A short life of the author
Frank O’Hara (27 June 1926 – 25 July 1966) was an American poet, art critic, and curator whose casual, conversational, radically present-tense poetry made him the central figure of the New York School of poets and one of the most influential American poets of the twentieth century. His poems — quick, witty, emotionally immediate, packed with proper nouns and the ephemera of daily life in Manhattan — invented a mode of writing that treated the texture of lived experience as sufficient poetic material, without the mythological apparatus of modernism or the confessional gravity of his contemporaries. He was killed by a dune buggy on Fire Island at forty, and the posthumous Collected Poems (1971) revealed the scale of what he’d produced in barely fifteen years.
Life and Career
O’Hara was born in Baltimore, raised in Grafton, Massachusetts, and served in the Navy in the South Pacific during World War II. He studied at Harvard (where he roomed with Edward Gorey and befriended John Ashbery) and then at the University of Michigan, where he won a Hopwood Award for poetry. In 1951 he moved to New York and took a job at the front desk of the Museum of Modern Art — beginning an association that would last the rest of his life and shape both his poetry and his career in the art world.
At MoMA he rose from selling postcards to becoming an associate curator, organizing major exhibitions of painters he admired — Franz Kline, Robert Motherwell, Jackson Pollock, Nakian. His friendships with painters — Willem de Kooning, Larry Rivers, Grace Hartigan, Jane Freilicher, Joan Mitchell — were as important to his poetry as his friendships with other poets. The painters’ example — their spontaneity, their willingness to work from impulse, their acceptance of accident — gave O’Hara permission to write poems that felt improvised, immediate, thrown off in the course of a day rather than laboured over in a study.
His first major collections — A City Winter and Other Poems (1952), Meditations in an Emergency (1957) — established his voice: witty, camp, emotionally unguarded, packed with references to movies, music, friends, weather, the streets of Manhattan. “Having a Coke with You” is a love poem disguised as a casual observation. “The Day Lady Died” — about hearing of Billie Holiday’s death while buying a newspaper on his lunch break — is one of the great elegies in American poetry, achieving its emotional force precisely through its refusal to be elegiac until the final lines.
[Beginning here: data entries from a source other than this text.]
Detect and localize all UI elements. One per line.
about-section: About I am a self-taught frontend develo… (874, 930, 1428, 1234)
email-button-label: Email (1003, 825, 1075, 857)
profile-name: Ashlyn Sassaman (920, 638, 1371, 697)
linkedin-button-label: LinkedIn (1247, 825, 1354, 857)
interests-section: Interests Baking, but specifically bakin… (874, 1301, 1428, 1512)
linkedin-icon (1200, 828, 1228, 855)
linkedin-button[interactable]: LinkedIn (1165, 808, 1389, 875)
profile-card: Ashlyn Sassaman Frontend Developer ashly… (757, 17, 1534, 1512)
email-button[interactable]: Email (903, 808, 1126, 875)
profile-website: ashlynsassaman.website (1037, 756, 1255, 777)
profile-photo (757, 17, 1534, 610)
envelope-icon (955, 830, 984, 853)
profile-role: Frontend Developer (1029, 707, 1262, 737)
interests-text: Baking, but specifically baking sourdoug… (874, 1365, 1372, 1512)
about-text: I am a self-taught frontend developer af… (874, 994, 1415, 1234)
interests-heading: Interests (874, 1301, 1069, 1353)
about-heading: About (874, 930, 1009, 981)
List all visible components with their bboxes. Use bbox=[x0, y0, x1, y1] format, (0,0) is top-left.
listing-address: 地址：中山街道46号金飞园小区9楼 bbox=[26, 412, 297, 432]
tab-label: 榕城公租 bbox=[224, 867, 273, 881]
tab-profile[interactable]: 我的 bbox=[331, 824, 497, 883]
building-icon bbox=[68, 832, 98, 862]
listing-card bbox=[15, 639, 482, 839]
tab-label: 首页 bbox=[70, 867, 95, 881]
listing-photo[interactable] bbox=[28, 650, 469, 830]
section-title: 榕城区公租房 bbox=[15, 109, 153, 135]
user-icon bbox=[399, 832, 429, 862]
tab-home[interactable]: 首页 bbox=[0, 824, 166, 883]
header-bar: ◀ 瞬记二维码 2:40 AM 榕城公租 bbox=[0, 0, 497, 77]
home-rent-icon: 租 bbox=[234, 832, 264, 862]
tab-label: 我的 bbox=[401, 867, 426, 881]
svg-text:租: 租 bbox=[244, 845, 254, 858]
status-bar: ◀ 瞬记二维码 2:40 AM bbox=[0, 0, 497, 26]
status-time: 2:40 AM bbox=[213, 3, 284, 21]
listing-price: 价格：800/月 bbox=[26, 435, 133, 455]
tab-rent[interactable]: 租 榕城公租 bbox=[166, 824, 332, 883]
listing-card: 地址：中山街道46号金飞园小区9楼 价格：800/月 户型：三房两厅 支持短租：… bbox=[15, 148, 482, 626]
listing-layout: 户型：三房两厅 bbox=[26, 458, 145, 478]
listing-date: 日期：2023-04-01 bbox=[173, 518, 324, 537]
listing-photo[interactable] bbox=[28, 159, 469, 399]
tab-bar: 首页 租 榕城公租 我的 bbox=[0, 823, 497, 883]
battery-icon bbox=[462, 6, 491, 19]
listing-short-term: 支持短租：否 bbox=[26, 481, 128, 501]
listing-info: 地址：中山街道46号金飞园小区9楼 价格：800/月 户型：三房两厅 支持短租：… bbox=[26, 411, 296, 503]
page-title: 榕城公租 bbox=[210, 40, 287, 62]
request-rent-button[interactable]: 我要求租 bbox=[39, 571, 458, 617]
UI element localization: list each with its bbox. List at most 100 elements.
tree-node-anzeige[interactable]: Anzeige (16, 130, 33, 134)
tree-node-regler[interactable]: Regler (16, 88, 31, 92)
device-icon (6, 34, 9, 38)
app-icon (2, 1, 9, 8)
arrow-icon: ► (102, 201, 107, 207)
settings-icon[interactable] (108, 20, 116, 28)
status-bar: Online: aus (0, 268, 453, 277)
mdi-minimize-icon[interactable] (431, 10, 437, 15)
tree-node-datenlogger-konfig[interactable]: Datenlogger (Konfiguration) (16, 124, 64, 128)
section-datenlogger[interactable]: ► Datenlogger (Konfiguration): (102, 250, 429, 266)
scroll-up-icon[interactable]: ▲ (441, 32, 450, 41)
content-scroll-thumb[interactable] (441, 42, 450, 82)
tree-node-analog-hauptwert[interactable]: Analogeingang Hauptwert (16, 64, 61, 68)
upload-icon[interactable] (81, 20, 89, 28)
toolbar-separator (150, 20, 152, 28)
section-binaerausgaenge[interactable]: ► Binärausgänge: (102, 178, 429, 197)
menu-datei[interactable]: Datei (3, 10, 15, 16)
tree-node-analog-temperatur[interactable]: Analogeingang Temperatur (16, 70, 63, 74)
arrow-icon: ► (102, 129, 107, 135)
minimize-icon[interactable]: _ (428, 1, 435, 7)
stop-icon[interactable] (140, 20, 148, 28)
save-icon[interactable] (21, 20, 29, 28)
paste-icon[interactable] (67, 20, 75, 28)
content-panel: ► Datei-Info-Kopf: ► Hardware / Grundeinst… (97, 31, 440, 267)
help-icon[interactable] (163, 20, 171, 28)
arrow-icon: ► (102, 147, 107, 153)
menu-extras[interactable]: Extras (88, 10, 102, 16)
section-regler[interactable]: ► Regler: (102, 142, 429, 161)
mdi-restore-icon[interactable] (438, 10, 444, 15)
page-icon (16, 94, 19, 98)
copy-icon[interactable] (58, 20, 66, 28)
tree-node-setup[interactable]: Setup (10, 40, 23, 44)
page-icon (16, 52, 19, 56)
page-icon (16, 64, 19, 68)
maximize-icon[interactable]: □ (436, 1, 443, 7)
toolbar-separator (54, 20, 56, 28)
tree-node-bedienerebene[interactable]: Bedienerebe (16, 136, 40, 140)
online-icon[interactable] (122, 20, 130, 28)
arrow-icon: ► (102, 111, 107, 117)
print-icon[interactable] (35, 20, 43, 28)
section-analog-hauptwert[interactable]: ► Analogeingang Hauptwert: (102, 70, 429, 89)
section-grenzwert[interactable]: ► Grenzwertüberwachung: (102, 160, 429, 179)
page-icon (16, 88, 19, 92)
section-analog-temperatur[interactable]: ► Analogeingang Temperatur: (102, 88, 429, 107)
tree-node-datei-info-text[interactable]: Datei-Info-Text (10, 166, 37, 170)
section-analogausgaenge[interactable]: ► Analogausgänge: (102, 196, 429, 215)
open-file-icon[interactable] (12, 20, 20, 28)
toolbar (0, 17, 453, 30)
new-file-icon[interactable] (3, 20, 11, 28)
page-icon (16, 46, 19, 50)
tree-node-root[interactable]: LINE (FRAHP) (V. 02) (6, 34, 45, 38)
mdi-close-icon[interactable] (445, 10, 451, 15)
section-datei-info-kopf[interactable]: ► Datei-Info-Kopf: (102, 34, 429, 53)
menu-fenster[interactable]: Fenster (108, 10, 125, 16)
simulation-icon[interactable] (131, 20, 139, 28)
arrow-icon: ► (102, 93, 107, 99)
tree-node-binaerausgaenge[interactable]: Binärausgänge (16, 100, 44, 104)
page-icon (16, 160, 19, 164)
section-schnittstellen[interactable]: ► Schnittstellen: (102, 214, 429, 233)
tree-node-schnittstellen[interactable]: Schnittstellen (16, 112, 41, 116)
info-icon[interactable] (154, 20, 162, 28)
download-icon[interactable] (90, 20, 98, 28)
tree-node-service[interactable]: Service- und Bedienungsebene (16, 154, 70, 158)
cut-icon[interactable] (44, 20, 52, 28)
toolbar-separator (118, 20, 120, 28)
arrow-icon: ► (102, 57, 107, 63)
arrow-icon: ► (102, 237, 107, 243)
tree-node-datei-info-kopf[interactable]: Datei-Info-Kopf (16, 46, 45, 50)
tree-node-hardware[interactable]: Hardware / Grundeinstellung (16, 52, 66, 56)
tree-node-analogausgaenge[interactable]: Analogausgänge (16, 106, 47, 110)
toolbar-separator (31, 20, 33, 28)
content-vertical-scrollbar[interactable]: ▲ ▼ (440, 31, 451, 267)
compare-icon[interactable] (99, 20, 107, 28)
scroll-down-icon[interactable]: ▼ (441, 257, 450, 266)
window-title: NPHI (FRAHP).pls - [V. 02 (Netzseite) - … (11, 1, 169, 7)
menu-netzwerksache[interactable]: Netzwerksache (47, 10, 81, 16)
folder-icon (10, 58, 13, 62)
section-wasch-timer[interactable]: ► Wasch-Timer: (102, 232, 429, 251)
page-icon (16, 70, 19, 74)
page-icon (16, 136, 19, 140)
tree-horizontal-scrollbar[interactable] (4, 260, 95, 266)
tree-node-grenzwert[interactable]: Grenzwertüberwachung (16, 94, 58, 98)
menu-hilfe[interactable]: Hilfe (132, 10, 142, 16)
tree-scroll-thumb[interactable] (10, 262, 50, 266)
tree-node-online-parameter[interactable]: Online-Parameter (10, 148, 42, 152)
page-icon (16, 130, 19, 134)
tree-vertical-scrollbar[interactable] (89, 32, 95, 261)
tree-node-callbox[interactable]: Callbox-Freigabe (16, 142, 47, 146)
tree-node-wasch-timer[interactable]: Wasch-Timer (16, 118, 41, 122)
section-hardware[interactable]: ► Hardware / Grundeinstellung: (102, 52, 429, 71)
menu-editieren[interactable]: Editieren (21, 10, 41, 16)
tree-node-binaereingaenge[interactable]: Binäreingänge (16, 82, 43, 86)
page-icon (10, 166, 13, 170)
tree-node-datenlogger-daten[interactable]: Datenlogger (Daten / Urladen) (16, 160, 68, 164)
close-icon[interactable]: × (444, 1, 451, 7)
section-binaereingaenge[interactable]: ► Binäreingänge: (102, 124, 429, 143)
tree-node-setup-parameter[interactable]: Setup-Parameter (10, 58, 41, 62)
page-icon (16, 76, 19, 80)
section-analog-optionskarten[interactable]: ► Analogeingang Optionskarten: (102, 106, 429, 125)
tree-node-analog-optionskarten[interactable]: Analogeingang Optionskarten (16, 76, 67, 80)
Lunch Poems (1964) — published by Lawrence Ferlinghetti’s City Lights Books — is his most famous single collection and includes many of his best-known poems. The title is literal: O’Hara wrote many of these poems during his lunch hour, walking through midtown Manhattan, and the poems have the rhythm of a walk — attentive, digressive, punctuated by encounters and observations.
The “I Do This I Do That” Poem
O’Hara’s signature invention is what critics call the “I do this I do that” poem — a mode that chronicles the poet’s movements through a day (or an hour, or a lunch break) with a specificity that excludes nothing: brand names, street addresses, phone calls, weather, what someone was wearing, what was on the radio. The method looks artless but requires extraordinary skill: the selection of details, the shifts in register, the management of tone (from comedy to tenderness to grief, sometimes within a single sentence) are precise and deliberate.
His “Personism: A Manifesto” (1959) — written in response to the earnest aesthetic statements of the era — declared that a poem should be addressed to a specific person, the way a phone call is, and that “I don’t even like rhythm, assonance, all that stuff. You just go on your nerve.” It’s a manifesto and a joke at the same time, which is pure O’Hara.
Critical Standing
O’Hara’s reputation has risen steadily since his death. The Collected Poems (1971, edited by Donald Allen) — running to over 500 pages — revealed a body of work far larger and more various than the slim volumes published during his lifetime had suggested. He is now regarded as one of the essential American poets of the century, alongside Ashbery (his New York School co-founder), Robert Lowell, Elizabeth Bishop, and Allen Ginsberg — poets with whom he shared little stylistically but whose ambition he matched.
His influence on subsequent generations — from Eileen Myles and Ted Berrigan to the Language poets to contemporary poets of the quotidian — is immense. He made it possible to write a poem that was intimate, funny, culturally omnivorous, and emotionally serious without being solemn.
Key Works
- Meditations in an Emergency (1957)
- Lunch Poems (1964)
- The Collected Poems of Frank O’Hara (1971, posthumous)
- Standing Still and Walking in New York (1975, prose)
Collecting O’Hara
A City Winter and Other Poems (1952, Tibor de Nagy Gallery Editions) — his debut, published in an edition of about 300 copies with two drawings by Larry Rivers — is exceptionally rare and brings $2,000–$8,000. Meditations in an Emergency (1957, Grove Press) in fine condition with dust jacket brings $500–$1,500. Lunch Poems (1964, City Lights) — Pocket Poets Series No. 19 — brings $200–$600 for a first printing. The posthumous Collected Poems (1971, Knopf) brings $80–$200. O’Hara did not sign books frequently; signed copies command significant premiums.